PETERSBURG, Va. — It was a search that lasted nearly four hours Monday. A 21-year-old senior cadet at Virginia Military Institute, escaped the custody of deputies in Dinwiddie while en route to Poplar Springs Hospital in Petersburg for a mental evaluation.
The man has since been caught and is now receiving treatment at Poplar Springs hospital.
He was being transported to Petersburg, nearly three hours from VMI’s campus in Lexington because of a shortage of beds in rural Virginia. He was taken from VMI to Pulaski County, and then transported to Dinwiddie.
“It’s the only bed available in the state,” said John Jones, Executive Director of the Virginia Sheriff’s Association.
Jones said this is a common problem, particularly in rural parts of Virginia.
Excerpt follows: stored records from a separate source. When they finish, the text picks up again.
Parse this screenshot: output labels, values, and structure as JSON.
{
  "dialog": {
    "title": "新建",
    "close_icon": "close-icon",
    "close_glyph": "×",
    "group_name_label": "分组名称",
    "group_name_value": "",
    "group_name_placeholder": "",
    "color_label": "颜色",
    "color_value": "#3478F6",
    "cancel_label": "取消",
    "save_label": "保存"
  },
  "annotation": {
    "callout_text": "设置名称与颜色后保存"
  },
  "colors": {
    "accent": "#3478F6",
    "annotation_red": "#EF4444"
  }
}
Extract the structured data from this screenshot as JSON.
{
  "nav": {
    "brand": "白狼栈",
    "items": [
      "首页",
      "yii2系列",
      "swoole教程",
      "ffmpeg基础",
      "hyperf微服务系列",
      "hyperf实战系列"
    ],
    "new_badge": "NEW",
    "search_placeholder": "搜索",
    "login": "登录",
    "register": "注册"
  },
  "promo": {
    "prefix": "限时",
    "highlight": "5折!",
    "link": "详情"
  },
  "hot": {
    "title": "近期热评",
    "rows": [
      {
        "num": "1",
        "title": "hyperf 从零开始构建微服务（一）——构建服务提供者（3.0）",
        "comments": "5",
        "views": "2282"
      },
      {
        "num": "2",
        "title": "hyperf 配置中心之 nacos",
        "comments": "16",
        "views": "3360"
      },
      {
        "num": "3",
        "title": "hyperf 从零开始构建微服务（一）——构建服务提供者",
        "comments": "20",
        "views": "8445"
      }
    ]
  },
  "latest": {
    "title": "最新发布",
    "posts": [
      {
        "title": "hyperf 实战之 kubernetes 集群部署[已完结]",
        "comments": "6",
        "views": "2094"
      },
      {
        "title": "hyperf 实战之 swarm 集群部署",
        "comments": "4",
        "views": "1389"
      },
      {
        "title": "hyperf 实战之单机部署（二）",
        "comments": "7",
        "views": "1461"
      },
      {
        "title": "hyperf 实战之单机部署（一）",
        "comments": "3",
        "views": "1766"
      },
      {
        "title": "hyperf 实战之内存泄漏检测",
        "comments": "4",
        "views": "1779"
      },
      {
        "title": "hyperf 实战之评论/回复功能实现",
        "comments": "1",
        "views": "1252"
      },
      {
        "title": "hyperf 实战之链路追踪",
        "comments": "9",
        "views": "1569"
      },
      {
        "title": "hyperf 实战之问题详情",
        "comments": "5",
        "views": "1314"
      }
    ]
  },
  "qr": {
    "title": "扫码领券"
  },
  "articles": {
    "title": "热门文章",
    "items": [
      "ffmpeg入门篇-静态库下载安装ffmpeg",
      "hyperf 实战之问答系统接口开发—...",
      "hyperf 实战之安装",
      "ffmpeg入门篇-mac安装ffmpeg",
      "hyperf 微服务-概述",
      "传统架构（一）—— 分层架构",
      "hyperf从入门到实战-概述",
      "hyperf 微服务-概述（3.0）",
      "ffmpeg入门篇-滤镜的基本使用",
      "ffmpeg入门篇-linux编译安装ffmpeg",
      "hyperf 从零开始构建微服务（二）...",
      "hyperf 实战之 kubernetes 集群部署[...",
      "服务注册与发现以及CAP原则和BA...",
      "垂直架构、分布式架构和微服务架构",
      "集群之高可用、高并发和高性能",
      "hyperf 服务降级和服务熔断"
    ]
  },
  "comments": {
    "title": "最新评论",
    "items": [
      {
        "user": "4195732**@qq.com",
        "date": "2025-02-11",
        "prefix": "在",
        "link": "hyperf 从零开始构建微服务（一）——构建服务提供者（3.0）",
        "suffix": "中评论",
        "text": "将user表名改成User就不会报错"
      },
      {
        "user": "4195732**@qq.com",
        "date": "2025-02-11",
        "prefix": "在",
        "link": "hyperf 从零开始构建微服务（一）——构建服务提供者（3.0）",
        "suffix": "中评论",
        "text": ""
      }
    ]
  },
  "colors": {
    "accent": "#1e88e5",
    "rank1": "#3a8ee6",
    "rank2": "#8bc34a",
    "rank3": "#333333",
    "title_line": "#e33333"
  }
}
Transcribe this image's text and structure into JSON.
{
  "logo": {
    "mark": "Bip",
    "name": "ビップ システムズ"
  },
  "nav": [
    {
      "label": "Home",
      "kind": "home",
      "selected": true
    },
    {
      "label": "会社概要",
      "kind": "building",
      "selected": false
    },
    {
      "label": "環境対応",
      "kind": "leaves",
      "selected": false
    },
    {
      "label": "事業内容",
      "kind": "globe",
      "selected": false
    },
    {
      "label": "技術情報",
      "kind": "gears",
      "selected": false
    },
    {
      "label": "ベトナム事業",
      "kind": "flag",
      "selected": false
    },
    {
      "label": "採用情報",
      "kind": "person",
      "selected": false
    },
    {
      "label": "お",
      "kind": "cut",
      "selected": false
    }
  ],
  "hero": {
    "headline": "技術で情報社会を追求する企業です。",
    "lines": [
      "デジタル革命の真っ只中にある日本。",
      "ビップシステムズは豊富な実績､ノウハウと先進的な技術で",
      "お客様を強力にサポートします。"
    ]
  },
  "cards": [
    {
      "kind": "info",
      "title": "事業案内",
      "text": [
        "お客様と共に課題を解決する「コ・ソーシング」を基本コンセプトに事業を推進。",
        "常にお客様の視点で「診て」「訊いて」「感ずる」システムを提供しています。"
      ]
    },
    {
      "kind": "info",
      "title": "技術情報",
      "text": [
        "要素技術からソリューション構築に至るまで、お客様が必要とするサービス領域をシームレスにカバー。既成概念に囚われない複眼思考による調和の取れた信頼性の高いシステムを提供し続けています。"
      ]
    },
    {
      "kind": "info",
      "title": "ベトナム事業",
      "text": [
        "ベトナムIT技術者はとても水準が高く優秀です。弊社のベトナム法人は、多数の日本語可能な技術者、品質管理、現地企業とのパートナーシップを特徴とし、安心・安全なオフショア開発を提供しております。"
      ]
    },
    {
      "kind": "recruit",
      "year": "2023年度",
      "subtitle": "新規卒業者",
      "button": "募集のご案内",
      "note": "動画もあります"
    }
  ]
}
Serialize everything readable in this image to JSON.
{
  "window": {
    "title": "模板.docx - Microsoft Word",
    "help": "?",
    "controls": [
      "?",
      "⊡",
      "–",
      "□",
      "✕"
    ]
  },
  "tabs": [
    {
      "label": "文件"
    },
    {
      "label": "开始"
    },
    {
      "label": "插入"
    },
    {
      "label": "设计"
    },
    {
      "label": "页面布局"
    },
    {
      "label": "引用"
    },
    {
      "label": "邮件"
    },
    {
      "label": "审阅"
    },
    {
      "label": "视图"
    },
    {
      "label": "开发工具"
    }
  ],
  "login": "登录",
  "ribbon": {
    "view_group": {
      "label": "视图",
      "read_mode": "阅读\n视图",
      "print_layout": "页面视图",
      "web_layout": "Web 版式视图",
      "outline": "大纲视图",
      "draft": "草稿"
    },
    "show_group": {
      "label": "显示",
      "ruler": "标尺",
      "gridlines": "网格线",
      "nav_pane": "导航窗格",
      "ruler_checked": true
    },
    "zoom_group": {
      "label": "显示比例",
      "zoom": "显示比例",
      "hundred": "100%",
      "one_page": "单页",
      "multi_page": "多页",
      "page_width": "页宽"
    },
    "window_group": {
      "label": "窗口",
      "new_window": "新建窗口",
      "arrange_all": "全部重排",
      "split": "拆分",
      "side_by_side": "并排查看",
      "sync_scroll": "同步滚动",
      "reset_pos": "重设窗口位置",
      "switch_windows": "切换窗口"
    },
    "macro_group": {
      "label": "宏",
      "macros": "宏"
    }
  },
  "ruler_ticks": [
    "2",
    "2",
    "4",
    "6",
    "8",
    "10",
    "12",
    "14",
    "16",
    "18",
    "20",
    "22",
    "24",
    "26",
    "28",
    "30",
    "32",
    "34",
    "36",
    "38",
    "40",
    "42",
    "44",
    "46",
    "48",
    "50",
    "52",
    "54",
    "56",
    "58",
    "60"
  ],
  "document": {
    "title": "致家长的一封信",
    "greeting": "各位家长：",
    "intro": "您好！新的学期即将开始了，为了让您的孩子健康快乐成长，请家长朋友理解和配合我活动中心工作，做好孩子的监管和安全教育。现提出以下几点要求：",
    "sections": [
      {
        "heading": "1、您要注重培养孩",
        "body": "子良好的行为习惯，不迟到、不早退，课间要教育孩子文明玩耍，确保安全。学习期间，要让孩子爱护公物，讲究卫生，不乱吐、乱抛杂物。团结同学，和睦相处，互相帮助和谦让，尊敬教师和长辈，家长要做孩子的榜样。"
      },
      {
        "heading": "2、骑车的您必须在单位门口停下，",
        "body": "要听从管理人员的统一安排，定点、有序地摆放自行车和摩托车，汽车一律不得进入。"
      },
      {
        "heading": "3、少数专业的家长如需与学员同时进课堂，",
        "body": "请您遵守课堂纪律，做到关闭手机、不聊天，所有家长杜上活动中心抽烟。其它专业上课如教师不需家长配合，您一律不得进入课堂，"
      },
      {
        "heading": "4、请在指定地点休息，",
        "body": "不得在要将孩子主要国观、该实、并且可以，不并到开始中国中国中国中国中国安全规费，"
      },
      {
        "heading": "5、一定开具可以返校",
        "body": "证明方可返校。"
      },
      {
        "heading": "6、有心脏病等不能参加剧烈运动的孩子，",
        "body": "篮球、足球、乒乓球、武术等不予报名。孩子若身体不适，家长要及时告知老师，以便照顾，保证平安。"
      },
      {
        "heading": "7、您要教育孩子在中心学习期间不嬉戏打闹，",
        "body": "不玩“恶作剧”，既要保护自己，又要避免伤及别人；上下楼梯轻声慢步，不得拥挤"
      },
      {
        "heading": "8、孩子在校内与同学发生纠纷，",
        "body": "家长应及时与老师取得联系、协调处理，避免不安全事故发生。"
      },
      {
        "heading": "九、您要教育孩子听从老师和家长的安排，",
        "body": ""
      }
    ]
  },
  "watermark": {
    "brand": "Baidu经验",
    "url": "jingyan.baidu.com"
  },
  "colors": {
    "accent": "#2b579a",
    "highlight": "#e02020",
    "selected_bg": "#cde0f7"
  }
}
Deputies are forced to drive great distances, jeopardizing patient and deputy safety in the process.
“If you have a violent mental patient you have to have two deputies,” Jones said. “In a rural area sometimes that takes half the police force out of that county.”
Jones said over the weekend deputies in Bristol had to drive a patient to Petersburg as well, nearly a 12-hour long, return road trip.
“We are going to ask for more beds,” Jones said.
Jones said Lopez was in the same area of the state where State Senator Creigh Deeds was stabbed by his son in 2013, after officials could not find him a bed.
Jones said while a new computer system has since then made it easier to find open beds, the actual building of new beds in rural Virginia hasn’t happened fast enough.
As a result, patients are forced into jails.
Jones estimates nearly 3,000 inmates in jails should be treated at better facilities.
“Our jails have become mental hospitals,” Jones said.
Pulaski County officials have told CBS 6 an investigation is ongoing into how Lopez escaped.
As for mental health officials, some believe treating escaped patients like escaped inmates hurts those with mental illness statewide.
“The fact that someone who is under psychiatric duress is handcuffed and put in a police car is, unfortunately, a longstanding casualty of our mental health system,” Mira Signer, Executive a Director of NAMI Virginia said.